Introducing SQL Data Warehouse – MPP in the cloud!
Yesterday SQL DW went live into public preview. With SQL DW we can now process a lot! of data at cloud scale by leveraging its Massive Parallel Processing (MPP) engine. Yet another milestone in SQL Server history! A lot of information has been published over the last couple of days including some introduction videos and a ‘getting started’ by JRJ!
I have been part of an internal test team and have been working on a SQLDW instance that is located in the ‘SQL Japan West’ Datacenter a couple of thousands of miles from my hometown in the Netherlands; below some information & queries that might be handy for your future SQL DW toolbox!
Loading data into SQL DW
SQL DW is built upon Microsoft’s Analytics Platform System (APS) and its Massive parallel processing (MPP) capabilities. Many of the great options from APS, like defining a CCI index and table distribution key, as part of the CREATE TABLE statement are ready to go:
The recommended method to load data into SQL DW will very likely become AZCopy for Data Transfer into the cloud and PolyBase for the data load into the database. But to get started, you might stick to the BCP utility for the moment.
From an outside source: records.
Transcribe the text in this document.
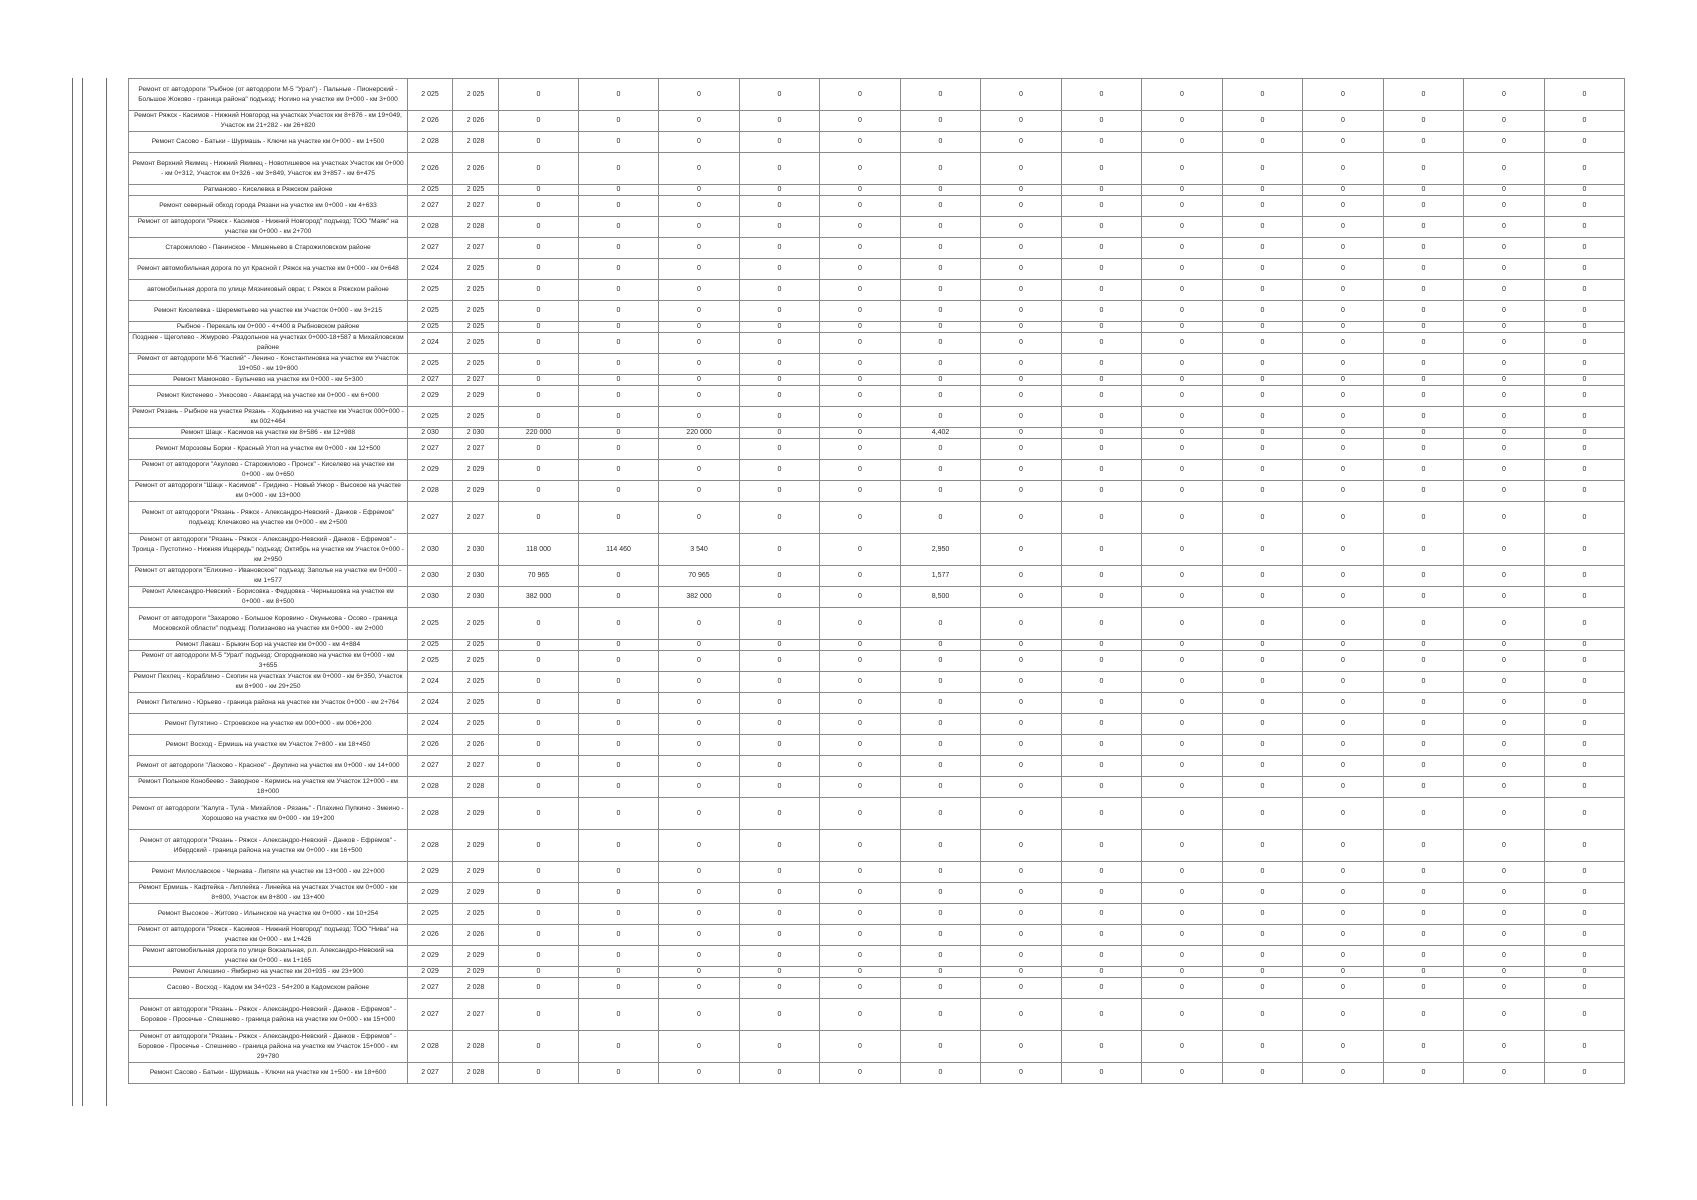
Ремонт от автодороги "Рыбное (от автодороги М-5 "Урал") - Пальные - Пионерский - Большое Жоково - граница района" подъезд: Ногино на участке км 0+000 - км 3+000	2 025	2 025	0	0	0	0	0	0	0	0	0	0	0	0	0	0
Ремонт Ряжск - Касимов - Нижний Новгород на участках Участок км 8+876 - км 19+049, Участок км 21+282 - км 26+820	2 026	2 026	0	0	0	0	0	0	0	0	0	0	0	0	0	0
Ремонт Сасово - Батьки - Шурмашь - Ключи на участке км 0+000 - км 1+500	2 028	2 028	0	0	0	0	0	0	0	0	0	0	0	0	0	0
Ремонт Верхний Якимец - Нижний Якимец - Новотишевое на участках Участок км 0+000 - км 0+312, Участок км 0+326 - км 3+849, Участок км 3+857 - км 6+475	2 026	2 026	0	0	0	0	0	0	0	0	0	0	0	0	0	0
Ратманово - Киселевка в Ряжском районе	2 025	2 025	0	0	0	0	0	0	0	0	0	0	0	0	0	0
Ремонт северный обход города Рязани на участке км 0+000 - км 4+633	2 027	2 027	0	0	0	0	0	0	0	0	0	0	0	0	0	0
Ремонт от автодороги "Ряжск - Касимов - Нижний Новгород" подъезд: ТОО "Маяк" на участке км 0+000 - км 2+700	2 028	2 028	0	0	0	0	0	0	0	0	0	0	0	0	0	0
Старожилово - Панинское - Мишеньево в Старожиловском районе	2 027	2 027	0	0	0	0	0	0	0	0	0	0	0	0	0	0
Ремонт автомобильная дорога по ул Красной г Ряжск на участке км 0+000 - км 0+648	2 024	2 025	0	0	0	0	0	0	0	0	0	0	0	0	0	0
автомобильная дорога по улице Мязниковый овраг, г. Ряжск в Ряжском районе	2 025	2 025	0	0	0	0	0	0	0	0	0	0	0	0	0	0
Ремонт Киселевка - Шереметьево на участке км Участок 0+000 - км 3+215	2 025	2 025	0	0	0	0	0	0	0	0	0	0	0	0	0	0
Рыбное - Перекаль км 0+000 - 4+400 в Рыбновском районе	2 025	2 025	0	0	0	0	0	0	0	0	0	0	0	0	0	0
Позднее - Щеголево - Жмурово -Раздольное на участках 0+000-18+587 в Михайловском районе	2 024	2 025	0	0	0	0	0	0	0	0	0	0	0	0	0	0
Ремонт от автодороги М-6 "Каспий" - Ленино - Константиновка на участке км Участок 19+050 - км 19+800	2 025	2 025	0	0	0	0	0	0	0	0	0	0	0	0	0	0
Ремонт Мамоново - Булычево на участке км 0+000 - км 5+300	2 027	2 027	0	0	0	0	0	0	0	0	0	0	0	0	0	0
Ремонт Кистенево - Ункосово - Авангард на участке км 0+000 - км 6+000	2 029	2 029	0	0	0	0	0	0	0	0	0	0	0	0	0	0
Ремонт Рязань - Рыбное на участке Рязань - Ходынино на участке км Участок 000+000 - км 002+464	2 025	2 025	0	0	0	0	0	0	0	0	0	0	0	0	0	0
Ремонт Шацк - Касимов на участке км 8+586 - км 12+988	2 030	2 030	220 000	0	220 000	0	0	4,402	0	0	0	0	0	0	0	0
Ремонт Морозовы Борки - Красный Угол на участке км 0+000 - км 12+500	2 027	2 027	0	0	0	0	0	0	0	0	0	0	0	0	0	0
Ремонт от автодороги "Акулово - Старожилово - Пронск" - Киселево на участке км 0+000 - км 0+650	2 029	2 029	0	0	0	0	0	0	0	0	0	0	0	0	0	0
Ремонт от автодороги "Шацк - Касимов" - Гридино - Новый Ункор - Высокое на участке км 0+000 - км 13+000	2 028	2 029	0	0	0	0	0	0	0	0	0	0	0	0	0	0
Ремонт от автодороги "Рязань - Ряжск - Александро-Невский - Данков - Ефремов" подъезд: Клечаково на участке км 0+000 - км 2+500	2 027	2 027	0	0	0	0	0	0	0	0	0	0	0	0	0	0
Ремонт от автодороги "Рязань - Ряжск - Александро-Невский - Данков - Ефремов" - Троица - Пустотино - Нижняя Ищередь" подъезд: Октябрь на участке км Участок 0+000 - км 2+950	2 030	2 030	118 000	114 460	3 540	0	0	2,950	0	0	0	0	0	0	0	0
Ремонт от автодороги "Елихино - Ивановское" подъезд: Заполье на участке км 0+000 - км 1+577	2 030	2 030	70 965	0	70 965	0	0	1,577	0	0	0	0	0	0	0	0
Ремонт Александро-Невский - Борисовка - Федцовка - Чернышовка на участке км 0+000 - км 8+500	2 030	2 030	382 000	0	382 000	0	0	8,500	0	0	0	0	0	0	0	0
Ремонт от автодороги "Захарово - Большое Коровино - Окунькова - Осово - граница Московской области" подъезд: Полизаново на участке км 0+000 - км 2+000	2 025	2 025	0	0	0	0	0	0	0	0	0	0	0	0	0	0
Ремонт Лакаш - Брыкин Бор на участке км 0+000 - км 4+884	2 025	2 025	0	0	0	0	0	0	0	0	0	0	0	0	0	0
Ремонт от автодороги М-5 "Урал" подъезд: Огородниково на участке км 0+000 - км 3+655	2 025	2 025	0	0	0	0	0	0	0	0	0	0	0	0	0	0
Ремонт Пехлец - Кораблино - Скопин на участках Участок км 0+000 - км 6+350, Участок км 8+900 - км 29+250	2 024	2 025	0	0	0	0	0	0	0	0	0	0	0	0	0	0
Ремонт Пителино - Юрьево - граница района на участке км Участок 0+000 - км 2+764	2 024	2 025	0	0	0	0	0	0	0	0	0	0	0	0	0	0
Ремонт Путятино - Строевское на участке км 000+000 - км 006+200	2 024	2 025	0	0	0	0	0	0	0	0	0	0	0	0	0	0
Ремонт Восход - Ермишь на участке км Участок 7+800 - км 18+450	2 026	2 026	0	0	0	0	0	0	0	0	0	0	0	0	0	0
Ремонт от автодороги "Ласково - Красное" - Деулино на участке км 0+000 - км 14+000	2 027	2 027	0	0	0	0	0	0	0	0	0	0	0	0	0	0
Ремонт Польное Конобеево - Заводное - Кермись на участке км Участок 12+000 - км 18+000	2 028	2 028	0	0	0	0	0	0	0	0	0	0	0	0	0	0
Ремонт от автодороги "Калуга - Тула - Михайлов - Рязань" - Плахино Пупкино - Змеино - Хорошово на участке км 0+000 - км 19+200	2 028	2 029	0	0	0	0	0	0	0	0	0	0	0	0	0	0
Ремонт от автодороги "Рязань - Ряжск - Александро-Невский - Данков - Ефремов" - Ибердский - граница района на участке км 0+000 - км 16+500	2 028	2 029	0	0	0	0	0	0	0	0	0	0	0	0	0	0
Ремонт Милославское - Чернава - Липяги на участке км 13+000 - км 22+000	2 029	2 029	0	0	0	0	0	0	0	0	0	0	0	0	0	0
Ремонт Ермишь - Кафтейка - Липлейка - Линейка на участках Участок км 0+000 - км 8+800, Участок км 8+800 - км 13+400	2 029	2 029	0	0	0	0	0	0	0	0	0	0	0	0	0	0
Ремонт Высокое - Житово - Ильинское на участке км 0+000 - км 10+254	2 025	2 025	0	0	0	0	0	0	0	0	0	0	0	0	0	0
Ремонт от автодороги "Ряжск - Касимов - Нижний Новгород" подъезд: ТОО "Нива" на участке км 0+000 - км 1+426	2 026	2 026	0	0	0	0	0	0	0	0	0	0	0	0	0	0
Ремонт автомобильная дорога по улице Вокзальная, р.п. Александро-Невский на участке км 0+000 - км 1+165	2 029	2 029	0	0	0	0	0	0	0	0	0	0	0	0	0	0
Ремонт Алешино - Ямбирно на участке км 20+935 - км 23+900	2 029	2 029	0	0	0	0	0	0	0	0	0	0	0	0	0	0
Сасово - Восход - Кадом км 34+023 - 54+200 в Кадомском районе	2 027	2 028	0	0	0	0	0	0	0	0	0	0	0	0	0	0
Ремонт от автодороги "Рязань - Ряжск - Александро-Невский - Данков - Ефремов" - Боровое - Просечье - Спешнево - граница района на участке км 0+000 - км 15+000	2 027	2 027	0	0	0	0	0	0	0	0	0	0	0	0	0	0
Ремонт от автодороги "Рязань - Ряжск - Александро-Невский - Данков - Ефремов" - Боровое - Просечье - Спешнево - граница района на участке км Участок 15+000 - км 29+780	2 028	2 028	0	0	0	0	0	0	0	0	0	0	0	0	0	0
Ремонт Сасово - Батьки - Шурмашь - Ключи на участке км 1+500 - км 18+600	2 027	2 028	0	0	0	0	0	0	0	0	0	0	0	0	0	0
As a quick test I uploaded a lineItem file to Japan with 600K rows and noticed an old school trick to increase the throughput also applies: increasing the network packet size from the default 4096 (4KB) to the maximum supported value of 16192 brings you an 10% improvement in load speed.
Example of a BCP Command syntax:
bcp.exe COETSPDB.dbo.lineitem_cci in C:\Toolbox\dbgen\lineitem.tbl -c -U Henk
–S some_nr.database.windows.net –a 16192 –P ‘secret’ -q -t"|"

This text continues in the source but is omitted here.